Clades, Taxonomy, and Monophyly
- Monophyletic group (clade): includes an ancestor and all its descendants.
- Polyphyletic: group that does not include the most recent common ancestor of its members.
- Paraphyletic: group that includes the most recent common ancestor but not all descendants.
- In modern taxonomy, groups are preferred to be monophyletic (clades).
- Taxonomy uses shared, derived characters to define groups (clades).
Key Concepts and Terms
- Ancestral state (plesiomorphy) vs. derived state (apomorphy).
- Synapomorphy: a shared derived character helpful for defining a clade.
- Homologous traits: derived from a common ancestor; underlying structure often similar.
- Analogous traits: similar function but not from a common ancestor.
- Outgroup: reference taxon outside the group of interest used to root the tree.
- Ingroup: group of taxa under study.
- Node: hypothetical ancestor; branching point in the tree.

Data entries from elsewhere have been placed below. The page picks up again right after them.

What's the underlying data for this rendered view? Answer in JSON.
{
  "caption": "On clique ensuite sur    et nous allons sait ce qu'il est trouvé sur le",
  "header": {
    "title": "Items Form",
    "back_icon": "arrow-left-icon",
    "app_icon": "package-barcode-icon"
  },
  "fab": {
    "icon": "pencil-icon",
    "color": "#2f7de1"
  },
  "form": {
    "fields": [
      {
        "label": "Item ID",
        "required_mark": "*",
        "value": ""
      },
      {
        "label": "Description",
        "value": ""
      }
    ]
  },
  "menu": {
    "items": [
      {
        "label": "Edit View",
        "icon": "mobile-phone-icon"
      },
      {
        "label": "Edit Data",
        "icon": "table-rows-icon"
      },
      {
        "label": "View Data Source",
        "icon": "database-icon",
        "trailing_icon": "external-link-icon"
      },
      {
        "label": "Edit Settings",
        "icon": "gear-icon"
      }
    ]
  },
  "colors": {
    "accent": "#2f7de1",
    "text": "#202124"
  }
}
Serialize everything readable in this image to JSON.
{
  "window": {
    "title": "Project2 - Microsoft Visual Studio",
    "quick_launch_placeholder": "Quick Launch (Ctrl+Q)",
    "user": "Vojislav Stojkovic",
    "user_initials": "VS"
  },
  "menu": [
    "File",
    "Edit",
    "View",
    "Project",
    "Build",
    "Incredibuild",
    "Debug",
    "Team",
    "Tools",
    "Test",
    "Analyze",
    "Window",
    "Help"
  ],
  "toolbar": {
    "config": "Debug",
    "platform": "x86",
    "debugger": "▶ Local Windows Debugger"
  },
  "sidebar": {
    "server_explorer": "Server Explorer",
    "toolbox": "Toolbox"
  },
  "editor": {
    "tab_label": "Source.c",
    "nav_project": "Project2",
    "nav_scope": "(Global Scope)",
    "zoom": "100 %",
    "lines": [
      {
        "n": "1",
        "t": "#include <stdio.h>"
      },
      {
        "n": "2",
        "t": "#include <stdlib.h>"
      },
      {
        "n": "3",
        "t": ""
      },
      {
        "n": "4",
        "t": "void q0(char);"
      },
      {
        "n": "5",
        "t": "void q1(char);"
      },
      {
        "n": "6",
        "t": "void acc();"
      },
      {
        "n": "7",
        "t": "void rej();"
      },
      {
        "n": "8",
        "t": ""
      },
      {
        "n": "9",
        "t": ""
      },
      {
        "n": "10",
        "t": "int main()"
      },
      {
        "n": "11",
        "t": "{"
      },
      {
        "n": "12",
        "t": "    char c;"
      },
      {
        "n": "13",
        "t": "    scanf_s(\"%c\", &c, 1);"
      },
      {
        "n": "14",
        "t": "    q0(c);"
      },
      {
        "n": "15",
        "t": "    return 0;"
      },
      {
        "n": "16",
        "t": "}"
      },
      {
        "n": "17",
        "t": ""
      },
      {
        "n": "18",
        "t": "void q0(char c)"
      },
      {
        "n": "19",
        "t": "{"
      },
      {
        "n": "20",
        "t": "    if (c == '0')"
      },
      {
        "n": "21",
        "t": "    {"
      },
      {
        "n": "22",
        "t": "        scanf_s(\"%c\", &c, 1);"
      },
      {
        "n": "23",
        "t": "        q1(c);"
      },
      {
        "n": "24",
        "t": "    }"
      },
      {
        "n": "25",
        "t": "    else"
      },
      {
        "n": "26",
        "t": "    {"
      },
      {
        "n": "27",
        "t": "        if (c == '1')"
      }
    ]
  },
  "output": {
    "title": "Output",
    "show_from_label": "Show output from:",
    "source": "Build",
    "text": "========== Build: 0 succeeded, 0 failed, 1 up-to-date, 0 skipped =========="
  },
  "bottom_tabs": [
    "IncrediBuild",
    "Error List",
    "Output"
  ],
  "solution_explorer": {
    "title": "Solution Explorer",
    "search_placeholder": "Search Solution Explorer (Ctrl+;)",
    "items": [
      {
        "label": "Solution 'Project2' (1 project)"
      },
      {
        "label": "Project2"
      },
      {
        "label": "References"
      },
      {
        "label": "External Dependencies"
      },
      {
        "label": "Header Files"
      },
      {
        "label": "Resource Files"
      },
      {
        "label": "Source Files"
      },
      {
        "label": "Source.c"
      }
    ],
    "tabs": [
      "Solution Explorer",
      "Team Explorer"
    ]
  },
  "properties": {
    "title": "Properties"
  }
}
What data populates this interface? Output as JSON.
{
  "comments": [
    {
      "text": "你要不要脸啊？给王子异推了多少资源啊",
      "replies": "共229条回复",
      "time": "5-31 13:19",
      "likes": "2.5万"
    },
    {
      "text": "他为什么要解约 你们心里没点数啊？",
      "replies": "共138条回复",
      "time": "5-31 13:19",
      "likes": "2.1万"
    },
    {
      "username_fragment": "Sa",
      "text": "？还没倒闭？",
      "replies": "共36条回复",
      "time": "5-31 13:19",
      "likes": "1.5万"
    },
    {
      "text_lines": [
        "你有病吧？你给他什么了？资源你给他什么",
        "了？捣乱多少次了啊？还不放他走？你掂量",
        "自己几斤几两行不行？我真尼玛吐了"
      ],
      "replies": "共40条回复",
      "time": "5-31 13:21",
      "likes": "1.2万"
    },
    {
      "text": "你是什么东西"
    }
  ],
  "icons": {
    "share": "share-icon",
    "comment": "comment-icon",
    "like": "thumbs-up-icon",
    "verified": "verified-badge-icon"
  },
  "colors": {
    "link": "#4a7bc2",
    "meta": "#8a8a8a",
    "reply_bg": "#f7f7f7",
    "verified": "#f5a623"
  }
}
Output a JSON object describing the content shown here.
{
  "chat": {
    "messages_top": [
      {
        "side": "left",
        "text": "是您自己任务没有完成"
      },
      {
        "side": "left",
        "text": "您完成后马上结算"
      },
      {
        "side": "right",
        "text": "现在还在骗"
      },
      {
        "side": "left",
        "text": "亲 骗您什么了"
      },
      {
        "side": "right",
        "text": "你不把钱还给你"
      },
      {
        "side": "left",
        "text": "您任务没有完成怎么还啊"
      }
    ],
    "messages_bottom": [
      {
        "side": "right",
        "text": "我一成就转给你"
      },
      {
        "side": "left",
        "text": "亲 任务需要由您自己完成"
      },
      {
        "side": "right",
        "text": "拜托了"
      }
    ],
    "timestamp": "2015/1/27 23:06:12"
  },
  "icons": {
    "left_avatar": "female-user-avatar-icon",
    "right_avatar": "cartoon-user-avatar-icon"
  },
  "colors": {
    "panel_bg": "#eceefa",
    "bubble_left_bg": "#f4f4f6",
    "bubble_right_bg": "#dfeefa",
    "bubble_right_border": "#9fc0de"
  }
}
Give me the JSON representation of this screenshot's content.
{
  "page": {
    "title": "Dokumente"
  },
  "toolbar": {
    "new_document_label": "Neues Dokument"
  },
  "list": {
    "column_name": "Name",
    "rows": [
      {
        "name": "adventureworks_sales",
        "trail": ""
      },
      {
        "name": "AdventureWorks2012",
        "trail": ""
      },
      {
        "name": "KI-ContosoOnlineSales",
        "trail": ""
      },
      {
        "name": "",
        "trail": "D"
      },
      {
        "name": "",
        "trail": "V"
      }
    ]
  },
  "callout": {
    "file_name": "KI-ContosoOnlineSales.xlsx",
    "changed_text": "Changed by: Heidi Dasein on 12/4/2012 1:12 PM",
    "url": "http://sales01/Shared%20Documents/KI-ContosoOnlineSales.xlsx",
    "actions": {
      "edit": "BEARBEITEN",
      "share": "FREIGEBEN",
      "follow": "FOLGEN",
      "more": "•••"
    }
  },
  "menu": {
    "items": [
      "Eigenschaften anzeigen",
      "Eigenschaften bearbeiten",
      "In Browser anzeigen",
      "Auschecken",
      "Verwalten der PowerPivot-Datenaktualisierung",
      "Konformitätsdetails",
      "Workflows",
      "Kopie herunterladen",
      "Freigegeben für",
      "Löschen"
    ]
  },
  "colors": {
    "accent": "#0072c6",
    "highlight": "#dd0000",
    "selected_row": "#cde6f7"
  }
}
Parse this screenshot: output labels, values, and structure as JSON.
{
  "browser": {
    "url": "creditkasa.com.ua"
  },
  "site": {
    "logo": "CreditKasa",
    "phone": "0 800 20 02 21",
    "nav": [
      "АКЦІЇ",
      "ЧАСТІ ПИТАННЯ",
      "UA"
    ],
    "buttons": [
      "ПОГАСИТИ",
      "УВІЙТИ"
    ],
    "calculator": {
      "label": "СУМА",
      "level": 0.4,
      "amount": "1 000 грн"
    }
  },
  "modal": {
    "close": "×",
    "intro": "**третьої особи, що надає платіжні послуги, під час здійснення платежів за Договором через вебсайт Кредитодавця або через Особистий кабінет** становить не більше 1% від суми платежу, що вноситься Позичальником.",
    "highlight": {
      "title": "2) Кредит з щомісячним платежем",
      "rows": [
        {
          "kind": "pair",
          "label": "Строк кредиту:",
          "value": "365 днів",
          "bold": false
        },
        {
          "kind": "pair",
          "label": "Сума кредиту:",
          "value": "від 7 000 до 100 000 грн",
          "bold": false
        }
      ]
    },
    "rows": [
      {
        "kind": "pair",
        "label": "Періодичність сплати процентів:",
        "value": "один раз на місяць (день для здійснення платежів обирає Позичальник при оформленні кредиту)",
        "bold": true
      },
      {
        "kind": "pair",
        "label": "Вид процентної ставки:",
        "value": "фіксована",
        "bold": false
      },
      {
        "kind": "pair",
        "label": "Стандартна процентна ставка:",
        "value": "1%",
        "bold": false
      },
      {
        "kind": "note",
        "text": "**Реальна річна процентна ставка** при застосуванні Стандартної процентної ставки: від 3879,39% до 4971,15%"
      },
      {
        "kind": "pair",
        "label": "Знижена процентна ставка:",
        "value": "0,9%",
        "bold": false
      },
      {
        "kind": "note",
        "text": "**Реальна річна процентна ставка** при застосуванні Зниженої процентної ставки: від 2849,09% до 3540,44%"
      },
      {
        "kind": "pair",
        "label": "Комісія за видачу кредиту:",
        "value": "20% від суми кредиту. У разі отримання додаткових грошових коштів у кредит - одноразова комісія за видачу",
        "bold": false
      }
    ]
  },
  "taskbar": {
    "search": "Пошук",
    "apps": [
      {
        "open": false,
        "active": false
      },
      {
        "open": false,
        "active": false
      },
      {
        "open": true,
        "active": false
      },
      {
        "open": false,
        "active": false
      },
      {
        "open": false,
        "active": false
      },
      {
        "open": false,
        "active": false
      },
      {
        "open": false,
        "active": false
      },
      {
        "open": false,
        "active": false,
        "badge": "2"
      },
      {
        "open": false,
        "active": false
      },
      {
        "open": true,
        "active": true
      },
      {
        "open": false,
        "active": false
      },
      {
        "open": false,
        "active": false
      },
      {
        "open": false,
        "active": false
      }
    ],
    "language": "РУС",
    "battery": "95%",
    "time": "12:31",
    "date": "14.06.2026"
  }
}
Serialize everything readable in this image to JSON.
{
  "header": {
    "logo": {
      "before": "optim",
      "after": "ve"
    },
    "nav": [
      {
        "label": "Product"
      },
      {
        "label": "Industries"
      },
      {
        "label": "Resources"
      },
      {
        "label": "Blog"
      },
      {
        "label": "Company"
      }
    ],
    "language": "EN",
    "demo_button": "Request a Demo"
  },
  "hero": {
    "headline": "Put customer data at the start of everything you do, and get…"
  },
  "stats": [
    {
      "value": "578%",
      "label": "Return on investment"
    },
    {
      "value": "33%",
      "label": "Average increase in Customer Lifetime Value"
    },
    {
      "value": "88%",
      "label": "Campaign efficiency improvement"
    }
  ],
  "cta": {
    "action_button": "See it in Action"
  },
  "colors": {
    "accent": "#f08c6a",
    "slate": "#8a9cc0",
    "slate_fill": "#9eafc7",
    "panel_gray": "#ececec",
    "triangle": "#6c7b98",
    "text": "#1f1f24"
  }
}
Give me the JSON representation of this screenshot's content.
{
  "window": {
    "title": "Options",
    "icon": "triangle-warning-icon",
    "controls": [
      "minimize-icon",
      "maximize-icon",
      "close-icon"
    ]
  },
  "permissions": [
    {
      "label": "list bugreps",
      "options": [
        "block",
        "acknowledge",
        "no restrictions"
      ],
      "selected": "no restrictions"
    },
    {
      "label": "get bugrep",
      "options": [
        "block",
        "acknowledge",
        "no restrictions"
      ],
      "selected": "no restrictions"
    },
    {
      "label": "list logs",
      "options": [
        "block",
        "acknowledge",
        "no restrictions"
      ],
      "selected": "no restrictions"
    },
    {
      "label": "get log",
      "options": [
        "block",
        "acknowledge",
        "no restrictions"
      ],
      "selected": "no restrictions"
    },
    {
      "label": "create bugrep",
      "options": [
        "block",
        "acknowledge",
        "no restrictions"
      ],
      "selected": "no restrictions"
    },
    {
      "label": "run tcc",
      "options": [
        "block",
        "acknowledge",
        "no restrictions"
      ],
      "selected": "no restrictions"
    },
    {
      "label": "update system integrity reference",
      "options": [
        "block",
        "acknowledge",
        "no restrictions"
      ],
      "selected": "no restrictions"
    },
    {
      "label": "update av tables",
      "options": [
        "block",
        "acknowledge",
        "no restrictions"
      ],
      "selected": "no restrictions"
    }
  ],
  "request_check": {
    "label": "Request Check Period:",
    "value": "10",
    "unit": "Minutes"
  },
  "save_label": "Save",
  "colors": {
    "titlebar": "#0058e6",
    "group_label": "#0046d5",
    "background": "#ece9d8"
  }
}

- Branch: lineage segment between nodes.
- Clade: node plus all its descendants.
- Tree topology: the branching relationships among taxa; can be rearranged without changing relationships.
- Parsimony principle: prefer the tree with the fewest changes; the simplest explanation.
Quick Reference Concepts
- How to tell ancestral vs derived states: use outgroup to polarize characters.
- Reading a tree: shared derived states define clades; monophyletic groups are preferred.
- MRCA concept helps identify the origin of shared traits among taxa.
- Common pitfalls: convergent evolution can create similar traits (analogies) that mislead analyses if not identified.
Quick Practice Prompts
- What makes a group monophyletic? (Answer: includes a common ancestor and all its descendants.)
- Why is an outgroup useful? (Answer: helps determine ancestral vs derived character states.)
- How does parsimony guide tree selection? (Answer: choose the tree with the fewest character-state changes.)
- Distinguish homologous vs. analogous traits with an example.